Isso no macro, mas quando chegar no micro será a verdadeira lei da selva. Igual hoje, mas pior. Os Estados fortes, é claro, seguiriam impondo suas restrições a torto e a direito com base em segurança nacional.
Na outra ponta da nova ordem radical surge a proposta de processos políticos cada vez mais abertos e diretos. A tecnologia possibilitaria a participação constante de todos que quisessem. Os países estão cada vez mais em base digital e todas as pessoas podem ser consultadas a qualquer momento. Assim como nos mercados radicais, a ideia de direitos também seria esvaziada e reavaliada com relação ao direito do outro, a toda hora. Direitos teriam mandatos claros para atingir mudanças acordadas na política pluralista, e quando a mudança fosse alcançada, perderiam ao menos parte do seu poder. Nada será cumulativo, pois novos direitos com novos propósitos surgirão a cada dia, enterrando o direito velho.
O que ambas as propostas radicais têm em comum é o diagnóstico de que o equilíbrio atual não se sustenta, novos atores querem entrar em cena e a velocidade necessária para isso passa pela intermediação das tecnologias de comunicação que reduzam poderes estabelecidos nos Estados. Por isso a disrupção. Quem está fomentando a desordem são justamente essas tecnologias. Acreditar no altruísmo de quem entra a toda hora e lugar no seu celular exige muita fé do usuário de tecnologia.

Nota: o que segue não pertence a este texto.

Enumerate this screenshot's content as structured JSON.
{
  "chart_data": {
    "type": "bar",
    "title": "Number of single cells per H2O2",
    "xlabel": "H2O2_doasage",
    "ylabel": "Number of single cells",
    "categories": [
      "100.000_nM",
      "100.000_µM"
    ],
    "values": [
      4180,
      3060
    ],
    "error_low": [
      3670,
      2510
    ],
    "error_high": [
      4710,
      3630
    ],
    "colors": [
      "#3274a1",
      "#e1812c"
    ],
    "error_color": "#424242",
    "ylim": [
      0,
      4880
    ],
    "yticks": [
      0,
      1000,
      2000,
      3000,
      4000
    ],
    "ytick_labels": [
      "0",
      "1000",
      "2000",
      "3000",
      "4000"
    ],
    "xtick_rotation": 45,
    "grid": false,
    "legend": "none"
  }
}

Evidentemente, as mudanças reais serão caminhos intermediários entre as propostas radicais. A forma como o Banco Mundial caminha para apoiar a ideia da renda mínima universal – uma forma de criar um patamar de onde ninguém cairia – é um sinal desses tempos.

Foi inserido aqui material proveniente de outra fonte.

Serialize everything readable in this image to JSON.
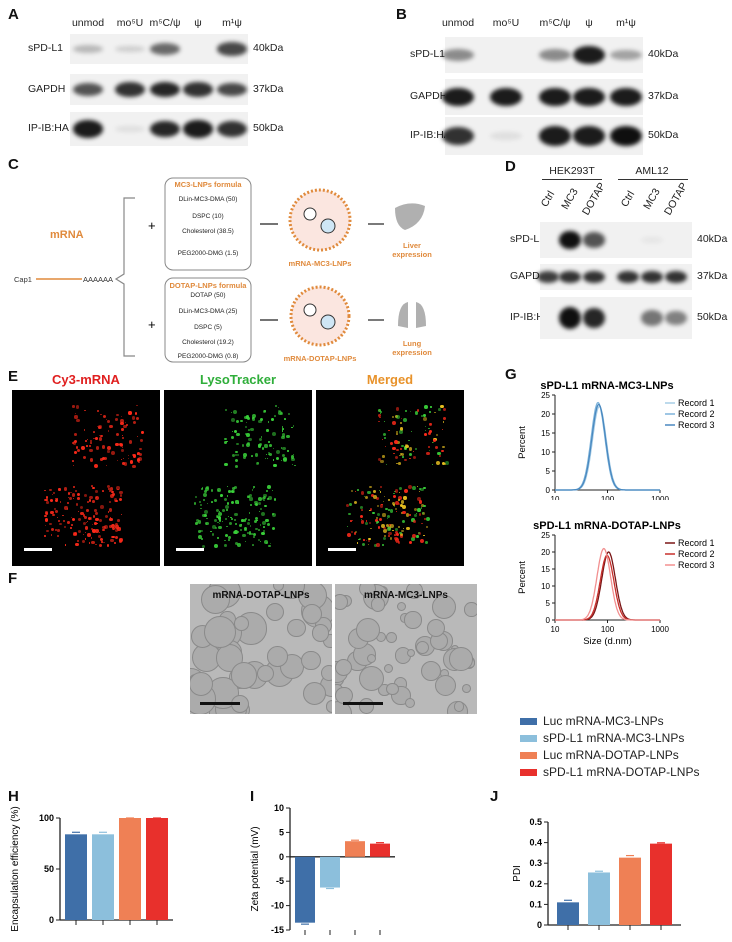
{
  "panels": {
    "A": "A",
    "B": "B",
    "C": "C",
    "D": "D",
    "E": "E",
    "F": "F",
    "G": "G",
    "H": "H",
    "I": "I",
    "J": "J"
  },
  "blotA": {
    "lanes": [
      "unmod",
      "mo⁵U",
      "m⁵C/ψ",
      "ψ",
      "m¹ψ"
    ],
    "rows": [
      {
        "label": "sPD-L1",
        "kda": "40kDa",
        "intensity": [
          0.25,
          0.15,
          0.6,
          0.0,
          0.75
        ]
      },
      {
        "label": "GAPDH",
        "kda": "37kDa",
        "intensity": [
          0.7,
          0.85,
          0.9,
          0.85,
          0.75
        ]
      },
      {
        "label": "IP-IB:HA",
        "kda": "50kDa",
        "intensity": [
          0.95,
          0.08,
          0.9,
          0.95,
          0.85
        ]
      }
    ]
  },
  "blotB": {
    "lanes": [
      "unmod",
      "mo⁵U",
      "m⁵C/ψ",
      "ψ",
      "m¹ψ"
    ],
    "rows": [
      {
        "label": "sPD-L1",
        "kda": "40kDa",
        "intensity": [
          0.45,
          0.0,
          0.45,
          0.95,
          0.35
        ]
      },
      {
        "label": "GAPDH",
        "kda": "37kDa",
        "intensity": [
          0.95,
          0.95,
          0.95,
          0.95,
          0.95
        ]
      },
      {
        "label": "IP-IB:HA",
        "kda": "50kDa",
        "intensity": [
          0.85,
          0.08,
          0.95,
          0.95,
          1.0
        ]
      }
    ]
  },
  "diagram": {
    "mrna": "mRNA",
    "cap": "Cap1",
    "polyA": "AAAAAA",
    "mc3": {
      "title": "MC3-LNPs formula",
      "items": [
        "DLin-MC3-DMA (50)",
        "DSPC (10)",
        "Cholesterol (38.5)",
        "PEG2000-DMG (1.5)"
      ],
      "particle": "mRNA-MC3-LNPs",
      "organ": "Liver",
      "organ2": "expression"
    },
    "dotap": {
      "title": "DOTAP-LNPs formula",
      "items": [
        "DOTAP (50)",
        "DLin-MC3-DMA (25)",
        "DSPC (5)",
        "Cholesterol (19.2)",
        "PEG2000-DMG (0.8)"
      ],
      "particle": "mRNA-DOTAP-LNPs",
      "organ": "Lung",
      "organ2": "expression"
    },
    "plus": "+",
    "accent": "#e08a3c"
  },
  "blotD": {
    "groups": [
      "HEK293T",
      "AML12"
    ],
    "lanes": [
      "Ctrl",
      "MC3",
      "DOTAP",
      "Ctrl",
      "MC3",
      "DOTAP"
    ],
    "rows": [
      {
        "label": "sPD-L1",
        "kda": "40kDa",
        "intensity": [
          0,
          1.0,
          0.7,
          0,
          0.05,
          0
        ]
      },
      {
        "label": "GAPDH",
        "kda": "37kDa",
        "intensity": [
          0.8,
          0.85,
          0.85,
          0.85,
          0.85,
          0.85
        ]
      },
      {
        "label": "IP-IB:HA",
        "kda": "50kDa",
        "intensity": [
          0,
          1.0,
          0.9,
          0,
          0.55,
          0.5
        ]
      }
    ]
  },
  "microscopy": {
    "titles": [
      {
        "text": "Cy3-mRNA",
        "color": "#e02020"
      },
      {
        "text": "LysoTracker",
        "color": "#2fae3a"
      },
      {
        "text": "Merged",
        "color": "#e8922a"
      }
    ]
  },
  "cryo": {
    "titles": [
      "mRNA-DOTAP-LNPs",
      "mRNA-MC3-LNPs"
    ]
  },
  "chart_data": [
    {
      "type": "line",
      "title": "sPD-L1 mRNA-MC3-LNPs",
      "xlabel": "",
      "ylabel": "Percent",
      "xscale": "log",
      "xlim": [
        10,
        1000
      ],
      "ylim": [
        0,
        25
      ],
      "xticks": [
        "10",
        "100",
        "1000"
      ],
      "yticks": [
        "0",
        "5",
        "10",
        "15",
        "20",
        "25"
      ],
      "legend": "right",
      "series": [
        {
          "name": "Record 1",
          "peak_size": 70,
          "peak_percent": 22,
          "color": "#a7cde6"
        },
        {
          "name": "Record 2",
          "peak_size": 66,
          "peak_percent": 23,
          "color": "#7db3da"
        },
        {
          "name": "Record 3",
          "peak_size": 68,
          "peak_percent": 22.5,
          "color": "#4a89c0"
        }
      ]
    },
    {
      "type": "line",
      "title": "sPD-L1 mRNA-DOTAP-LNPs",
      "xlabel": "Size (d.nm)",
      "ylabel": "Percent",
      "xscale": "log",
      "xlim": [
        10,
        1000
      ],
      "ylim": [
        0,
        25
      ],
      "xticks": [
        "10",
        "100",
        "1000"
      ],
      "yticks": [
        "0",
        "5",
        "10",
        "15",
        "20",
        "25"
      ],
      "legend": "right",
      "series": [
        {
          "name": "Record 1",
          "peak_size": 105,
          "peak_percent": 20,
          "color": "#7a1616"
        },
        {
          "name": "Record 2",
          "peak_size": 98,
          "peak_percent": 19,
          "color": "#c8302c"
        },
        {
          "name": "Record 3",
          "peak_size": 85,
          "peak_percent": 21,
          "color": "#f29090"
        }
      ]
    },
    {
      "type": "bar",
      "ylabel": "Encapsulation efficiency (%)",
      "ylim": [
        0,
        100
      ],
      "yticks": [
        0,
        50,
        100
      ],
      "values": [
        84,
        84,
        100,
        100
      ],
      "errors": [
        2,
        2,
        0,
        0
      ]
    },
    {
      "type": "bar",
      "ylabel": "Zeta potential (mV)",
      "ylim": [
        -15,
        10
      ],
      "yticks": [
        -15,
        -10,
        -5,
        0,
        5,
        10
      ],
      "values": [
        -13.5,
        -6.3,
        3.2,
        2.7
      ],
      "errors": [
        0.3,
        0.2,
        0.2,
        0.2
      ]
    },
    {
      "type": "bar",
      "ylabel": "PDI",
      "ylim": [
        0,
        0.5
      ],
      "yticks": [
        0.0,
        0.1,
        0.2,
        0.3,
        0.4,
        0.5
      ],
      "values": [
        0.11,
        0.255,
        0.327,
        0.395
      ],
      "errors": [
        0.01,
        0.006,
        0.01,
        0.004
      ]
    }
  ],
  "legend": [
    {
      "name": "Luc mRNA-MC3-LNPs",
      "color": "#3f6fa8"
    },
    {
      "name": "sPD-L1 mRNA-MC3-LNPs",
      "color": "#8cbfdc"
    },
    {
      "name": "Luc mRNA-DOTAP-LNPs",
      "color": "#ef8055"
    },
    {
      "name": "sPD-L1 mRNA-DOTAP-LNPs",
      "color": "#e8302c"
    }
  ]
}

A ideia de se ter renda mínima universal é civilizadora. Já a estratégia de que a renda mínima universal substitua a maioria das políticas e ações de Estado é um verdadeiro cavalo de troia. Presente dado com má-fé é usurpação de boa-fé. O Estado precisa se reformar, mas que ninguém se engane: em todos os lugares em que há democracia, o Estado foi essencial ao desenvolvimento e à prosperidade. Poupança interna, abertura comercial, estratégia industrial, regulação, educação e saúde universal só existem onde existe Estado. Se tais ações não ajudam a aumentar a produtividade do trabalho é que a era da necessidade não chegou igualmente em todos os lugares.
Já está claro para os países influentes dos malefícios das turbulências com acidentes tecnológicos no século 20 e da necessidade de frear sua repetição com as tecnologias do século 21.
Os detentores de tais tecnologias precisam ser colocados sob o império da lei. Nos países fracos estão a serviço de robôs manipuladores e autocratas. Nos fortes e avançados já se discutem os limites da lei. O Estado brasileiro é fraco, não precisa ser forte, mas deveria cuidar de ser avançado.